Façade néo égyptienne, architecture style antique des années 1920... Le Louxor à Paris est un écrin parfait pour la projection de la nouvelle oeuvre de Jeff Nichols, Midnight spécial, en présence du metteur en scène ce 16 février. Le long métrage de celui à qui l'on doit Take Shelter et Mud est très attendu et les critiques après sa projection à Berlin sont diverses et variées. Les spectateurs sont à la fois conquis par le talent du jeune cinéaste (37 ans) mais s'interrogent aussi sur son nouvel objet cinématographique.
Quand les lumières se rallument à la fin de la projection, le réalisateur arrive pour une session de question et réponses avec le public, menée par le journaliste Philippe Rouyer. Une rencontre bienvenue pour mieux comprendre la démarche de cet auteur qui s'est tenté à mélanger les genres, - thriller, science fiction et drame psychologique -, tout en gardant l'âme qui fait la beauté de son cinéma.
Décrit comme un cinéaste de l'Amérique profonde, Jeff Nichols avait comme point de départ deux hommes qui foncent dans une voiture, le type de films de drive in. Après la naissance de son fils, il a décidé d'aborder la relation parent-enfant. Take Shelter a été écrit par un homme qui va être père. Midnight spécial est fait par un père.
Être parent signifie aussi avoir peur pour son enfant : "Notre réaction à cette peur est d'essayer de tout contrôler, une réaction négative. Je voulais essayer de comprendre qui est mon enfant. Un parent doit avoir la foi, pas au sens religieux, mais croire en la personne en devenir. C'est quelque chose d'assez pur."
Le public est intelligent
Midnight Special est un long métrage qui ne donne pas toutes les clefs au spectateur et le réalisateur l'assume : "Avec ce film, je voulais repousser les limites de l'explication et de l'exposition. C'est un jeu dangereux. Ce film pourra être difficile à comprendre, c'est ce que j'essaie de faire dans mes films. Pour moi, le public est intelligent. Le spectateur doit chercher ce que sont les personnages."
Ce long métrage est ambitieux et est habité par une volonté précise : "Je ne voulais pas un blockbuster mais un thriller original.

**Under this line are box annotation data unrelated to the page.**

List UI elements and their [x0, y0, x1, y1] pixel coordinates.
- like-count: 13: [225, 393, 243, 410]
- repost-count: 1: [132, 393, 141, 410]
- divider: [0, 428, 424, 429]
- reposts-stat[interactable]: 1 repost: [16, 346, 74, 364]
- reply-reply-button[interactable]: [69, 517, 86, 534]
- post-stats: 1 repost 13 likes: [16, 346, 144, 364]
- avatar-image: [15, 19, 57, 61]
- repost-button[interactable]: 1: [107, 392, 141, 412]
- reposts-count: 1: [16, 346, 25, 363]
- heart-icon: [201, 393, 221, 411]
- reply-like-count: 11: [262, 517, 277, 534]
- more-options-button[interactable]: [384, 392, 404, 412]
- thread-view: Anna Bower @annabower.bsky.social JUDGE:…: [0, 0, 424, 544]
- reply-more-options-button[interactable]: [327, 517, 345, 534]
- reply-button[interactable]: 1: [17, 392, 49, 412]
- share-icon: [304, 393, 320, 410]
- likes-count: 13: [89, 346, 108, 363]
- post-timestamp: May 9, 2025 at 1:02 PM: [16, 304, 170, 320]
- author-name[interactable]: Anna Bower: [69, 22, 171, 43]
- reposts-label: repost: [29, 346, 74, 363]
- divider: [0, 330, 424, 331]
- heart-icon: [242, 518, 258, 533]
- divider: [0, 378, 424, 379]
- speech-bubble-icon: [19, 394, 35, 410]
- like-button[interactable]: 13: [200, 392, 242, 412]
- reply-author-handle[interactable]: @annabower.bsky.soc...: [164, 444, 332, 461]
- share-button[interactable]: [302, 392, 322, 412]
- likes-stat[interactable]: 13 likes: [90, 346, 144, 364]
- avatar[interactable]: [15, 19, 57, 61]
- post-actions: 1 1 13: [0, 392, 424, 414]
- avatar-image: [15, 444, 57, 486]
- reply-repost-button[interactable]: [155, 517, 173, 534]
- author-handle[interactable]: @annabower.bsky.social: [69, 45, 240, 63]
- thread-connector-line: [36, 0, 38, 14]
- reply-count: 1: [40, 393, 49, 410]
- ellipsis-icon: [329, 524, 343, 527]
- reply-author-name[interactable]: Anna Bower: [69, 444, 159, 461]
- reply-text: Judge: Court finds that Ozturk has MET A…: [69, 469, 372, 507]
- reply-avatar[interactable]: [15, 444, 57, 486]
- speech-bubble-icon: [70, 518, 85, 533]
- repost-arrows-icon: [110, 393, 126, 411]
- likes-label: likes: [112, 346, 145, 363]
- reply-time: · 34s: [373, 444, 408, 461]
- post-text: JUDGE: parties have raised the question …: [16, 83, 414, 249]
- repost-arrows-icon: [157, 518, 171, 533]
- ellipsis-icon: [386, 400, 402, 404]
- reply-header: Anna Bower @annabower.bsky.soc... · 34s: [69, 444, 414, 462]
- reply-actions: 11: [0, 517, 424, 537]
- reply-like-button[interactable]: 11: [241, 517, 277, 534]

Je ne voulais pas quelque chose qui ressemble à un autre film, pas un prequel ou une suite."
Le film, unique, n'évite pas toutefois les références comme Terminator : "Je suis un enfant des année 1980. Je ne faisais pas la différence entre film indépendant et blockbuster." On lui parle souvent de Terrence Malick comme source d'inspiration et il rétorque alors ne pas connaître si bien son cinéma mais partager en tout cas avec lui est sa vision de la nature dans ses films : "La seule façon de communiquer avec le monde, c'est avec la nature."
Midnight Special s'inscrit dans l'époque actuelle, à quelque chose près : un certain recul avec la technologie : "Je déteste les portables. Je n'en voulais pas dans mon film. Le personnage de la NSA (incarné par Adam Driver) est au top de la technologie. Mais il écrit sur un bloc papier."
Pour le casting, Jeff Nichols s'est entouré de Michael Shannon, sans surprise, qui le rend, dixit Nichols, un meilleur réalisateur. Pour le choix du petit garçon, la situation a été très différente de Mud : "Jaeden Lieberher a déjà beaucoup tourné. D'habitude, je fais pas appel à des enfants-acteurs car ils sont programmés. Mais Jaeden n'était pas comme eux. Il avait l'air très conscient de sa place. C'était ce dont j'avais besoin. Et il était assez léger pour être porté. (rires)" Son propre fils est venu sur le plateau : "Je voulais lui montrer que j'étais un papa cool et je lui ai montré l'hélicoptère qui décolle et arrive jusqu'à lui. Mais il ne s'intéressait qu'à un insecte par terre..."
Des rumeurs voulaient qu'on ait proposé à Jeff Nichols de réaliser Aquaman. Il sourit et répond : "J'ai bossé avec la Warner et comme elle travaillait sur des comics, on a proposé à tous les réalisteurs du coin de faire un film de comics. J'étais flatté mais c'est tout." Jeff Nichols préfère se consacrer à ses projets originaux, à nulle autre pareil.